Screen of putative lipid ligands for the two TaPEAMT isoforms. A, membrane lipid strips spotted with 100 pmol of each lipid were incubated with 80 nm recombinant TaPEAMT protein as before. As expected both isoforms strongly interact with PA, followed by some binding to PtdIns(4)p > PtdIns(4,5)P₂/cardiolipin.
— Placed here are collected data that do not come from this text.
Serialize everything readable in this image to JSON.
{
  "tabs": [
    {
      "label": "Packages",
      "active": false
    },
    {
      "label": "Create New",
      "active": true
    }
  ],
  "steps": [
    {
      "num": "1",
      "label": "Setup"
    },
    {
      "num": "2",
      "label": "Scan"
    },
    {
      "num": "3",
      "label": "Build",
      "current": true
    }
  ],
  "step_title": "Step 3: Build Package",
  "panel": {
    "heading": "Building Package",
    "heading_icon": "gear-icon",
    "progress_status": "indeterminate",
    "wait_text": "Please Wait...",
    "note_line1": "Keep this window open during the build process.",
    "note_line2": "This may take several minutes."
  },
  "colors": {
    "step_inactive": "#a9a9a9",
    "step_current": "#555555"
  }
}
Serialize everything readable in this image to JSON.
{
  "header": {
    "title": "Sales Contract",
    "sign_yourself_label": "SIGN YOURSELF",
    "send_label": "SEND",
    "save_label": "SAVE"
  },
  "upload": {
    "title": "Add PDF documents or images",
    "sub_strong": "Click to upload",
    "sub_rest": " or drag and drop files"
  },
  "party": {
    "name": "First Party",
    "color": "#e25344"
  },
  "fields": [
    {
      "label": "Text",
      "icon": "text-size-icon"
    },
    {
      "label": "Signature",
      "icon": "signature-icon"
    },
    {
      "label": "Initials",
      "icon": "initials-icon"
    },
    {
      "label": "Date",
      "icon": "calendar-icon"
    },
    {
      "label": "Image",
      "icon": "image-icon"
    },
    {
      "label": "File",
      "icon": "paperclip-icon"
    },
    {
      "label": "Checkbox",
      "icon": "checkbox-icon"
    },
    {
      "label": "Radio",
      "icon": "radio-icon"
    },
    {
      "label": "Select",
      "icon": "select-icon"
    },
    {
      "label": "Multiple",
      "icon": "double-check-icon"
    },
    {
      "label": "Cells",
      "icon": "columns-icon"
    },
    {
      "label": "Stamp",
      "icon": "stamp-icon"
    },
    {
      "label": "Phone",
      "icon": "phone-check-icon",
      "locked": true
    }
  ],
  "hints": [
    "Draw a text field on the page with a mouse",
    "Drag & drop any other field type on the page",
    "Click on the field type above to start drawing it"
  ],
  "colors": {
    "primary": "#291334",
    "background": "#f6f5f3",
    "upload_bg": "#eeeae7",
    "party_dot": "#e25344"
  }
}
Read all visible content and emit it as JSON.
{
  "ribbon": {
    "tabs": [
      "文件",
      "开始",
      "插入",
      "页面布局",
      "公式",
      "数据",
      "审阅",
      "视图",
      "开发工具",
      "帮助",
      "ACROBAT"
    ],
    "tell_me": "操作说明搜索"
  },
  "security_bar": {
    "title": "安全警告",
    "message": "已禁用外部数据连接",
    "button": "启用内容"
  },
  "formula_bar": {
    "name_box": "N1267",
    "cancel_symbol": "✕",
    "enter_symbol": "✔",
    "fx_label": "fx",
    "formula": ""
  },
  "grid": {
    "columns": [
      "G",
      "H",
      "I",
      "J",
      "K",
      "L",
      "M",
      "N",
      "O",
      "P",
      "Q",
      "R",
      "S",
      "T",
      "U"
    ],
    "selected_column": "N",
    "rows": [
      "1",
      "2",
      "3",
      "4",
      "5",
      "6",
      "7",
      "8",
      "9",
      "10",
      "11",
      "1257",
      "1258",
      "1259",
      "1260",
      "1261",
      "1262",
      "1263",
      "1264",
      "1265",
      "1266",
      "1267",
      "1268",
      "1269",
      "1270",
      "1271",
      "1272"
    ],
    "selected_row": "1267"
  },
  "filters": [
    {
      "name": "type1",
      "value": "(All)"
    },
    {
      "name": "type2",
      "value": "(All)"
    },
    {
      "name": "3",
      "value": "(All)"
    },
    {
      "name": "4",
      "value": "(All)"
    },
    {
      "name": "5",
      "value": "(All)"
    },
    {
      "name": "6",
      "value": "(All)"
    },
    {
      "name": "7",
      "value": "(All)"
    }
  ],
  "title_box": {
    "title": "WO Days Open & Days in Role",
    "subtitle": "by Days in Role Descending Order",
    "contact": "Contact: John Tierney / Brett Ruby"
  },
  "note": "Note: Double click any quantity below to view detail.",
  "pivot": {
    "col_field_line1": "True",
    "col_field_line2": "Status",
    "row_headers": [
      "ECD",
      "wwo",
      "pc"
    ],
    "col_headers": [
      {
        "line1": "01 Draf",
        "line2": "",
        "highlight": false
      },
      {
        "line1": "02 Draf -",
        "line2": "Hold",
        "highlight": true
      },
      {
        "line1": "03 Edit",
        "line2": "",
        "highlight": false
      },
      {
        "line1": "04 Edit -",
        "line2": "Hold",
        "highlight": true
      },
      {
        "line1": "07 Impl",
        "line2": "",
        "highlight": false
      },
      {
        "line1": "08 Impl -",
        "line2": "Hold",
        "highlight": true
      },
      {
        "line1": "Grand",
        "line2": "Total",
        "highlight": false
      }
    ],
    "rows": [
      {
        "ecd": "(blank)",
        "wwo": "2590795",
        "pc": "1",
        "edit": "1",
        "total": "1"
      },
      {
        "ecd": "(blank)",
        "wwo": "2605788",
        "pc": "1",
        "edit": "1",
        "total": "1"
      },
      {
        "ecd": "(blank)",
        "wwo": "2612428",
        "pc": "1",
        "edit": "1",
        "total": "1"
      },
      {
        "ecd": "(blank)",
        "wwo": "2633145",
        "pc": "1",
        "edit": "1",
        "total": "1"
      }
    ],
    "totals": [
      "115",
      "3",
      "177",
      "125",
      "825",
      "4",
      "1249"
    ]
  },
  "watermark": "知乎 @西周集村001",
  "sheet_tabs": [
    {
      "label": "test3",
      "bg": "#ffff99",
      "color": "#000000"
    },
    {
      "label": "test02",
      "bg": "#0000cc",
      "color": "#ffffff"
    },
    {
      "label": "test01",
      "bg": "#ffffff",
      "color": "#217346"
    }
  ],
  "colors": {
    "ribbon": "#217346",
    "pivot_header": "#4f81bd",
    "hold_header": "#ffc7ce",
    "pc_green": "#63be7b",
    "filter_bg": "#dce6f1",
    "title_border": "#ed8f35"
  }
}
Numbers next to each chemiluminescent signal are given as percent spot intensity of PA binding to TaPEAMT1. B, to test the specificity of the interaction with phosphoinositides PIP strips (spots contain 100 pmol of lipid each) were incubated with 80 nm recombinant TaPEAMT protein as before. The strongest interaction again is observed with PA, followed by interactions with the three PtdIns monophosphates ((5)P > (4)P > (3)P) and two of the PtdIns diphosphates ((3,4)P₂ ≥ (4,5)P₂) consistent with earlier findings, except that TaPEAMT2 binding to PtdIns(4,5)P₂ was not detected in A most likely due to a more stringent wash. The recognition appears to be specific, because no binding to PtdIns, PtdIns(3,5)P₂, or PtdIns(3,4,5)P₃ was observed. Numbers next to each chemiluminescent signal describe spot intensities expressed as percentage of spot intensity for PA binding to TaPEAMT1.